災害ジャーナリズム 議論を引き起こす報道(9月4日付)
災害に向き合った記者が、息長く被災者に寄り添う報道を心掛けるのはもちろんだが、加えて災害に至った要因や責任関係を深く掘り下げ、体験を風化させない取材努力で減災を目指す。そんな働きを災害ジャーナリズムと称することがある。忌日が来ると目にする災害報道は、時に惰性的、情緒的になりがちで「記念日報道」とやゆされもする。一方、災害ジャーナリズムは被災者の生活再建や地域の復旧・復興の壁ともなる政治的・社会的な構造を注視し、世に問う報道姿勢と言えるだろう。
宗教界の問題を考えてみる。
東日本大震災以降、宗教施設が避難所となり、宗教者・教団の被災者支援も活発化し、地域コミュニティーの核として存在感を高めている。社会のセーフティーネットが不十分な状況の下、自治体などが寺社や教団等と災害時の連携協定を結ぶ動きも全国的な流れだ。だがマスメディアの報道は消極的で、7月の熊本地震でも寺社の被害などに関する報道は乏しかった。無縁社会が深化し宗教界の公共性が見直される中、その報道スタンスはフェアとは言えまい。
東日本大震災では、行政のしゃくし定規な政教分離原則の適用で宗教者・教団の支援活動が封じられるケースが生じた。宗教施設への公費助成の可能性も含め原則の柔軟運用が求められている。しかし、今も宗教界の被害状況が当局から公にされることはなく、歴史学者の北原糸子氏は著書『震災と死者』で、その空白を埋める仏教系メディアの報道や宗派を問わず定期的に被害状況をアンケート調査する本紙のデータを注目する。

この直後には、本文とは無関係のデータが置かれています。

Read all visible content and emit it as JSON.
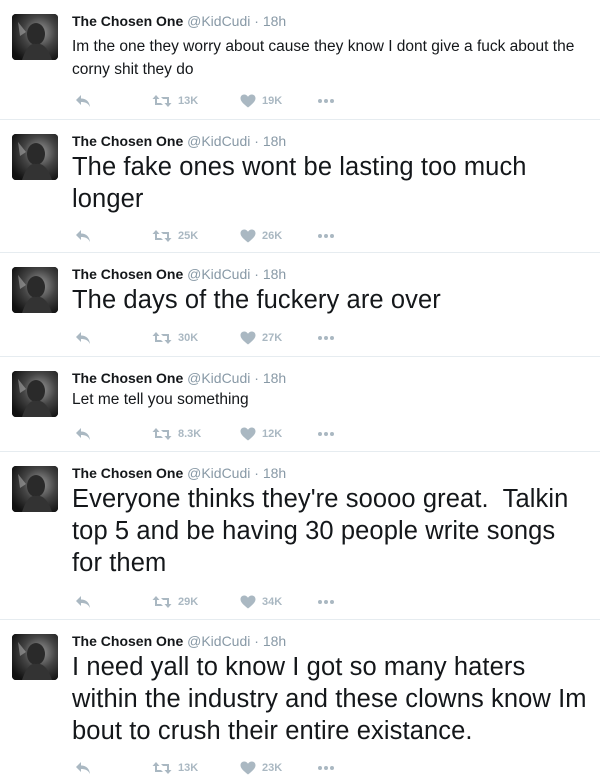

ただ、地域コミュニティーの核とはいえ旧来の檀家制度や氏子制度を意味しない。また、寺社復興への公費投入に必ずしも多数の支持があるわけでもない。それでも憲法の理念を踏まえ宗教界の貢献や地域住民の理解と協力を支えとした宗教施設への公的支援が要請されている。減災を目指すなら、その議論を引き起こす報道がなされねばならない。災害ジャーナリズムが取り組む仕事であろう。
そもそも議論を深めることは、民主主義に不可欠なプロセスだ。『災害救援』など多くの著作がある精神病理学者の野田正彰氏は、近年の災害でその議論が衰弱していると憂える。「阪神・淡路大震災では当局と論争し、戦う市民運動が起こり、マスメディアも動かして不十分ながら一定の成果をあげた。被災者生活再建支援法もできた。今は、議論を尽くす阪神モデルがマスメディアも含めて継承されておらず、行政主導の復旧・復興に陥っている」と野田氏は指摘する。同感である。災害ジャーナリズムの奮起を期待したい。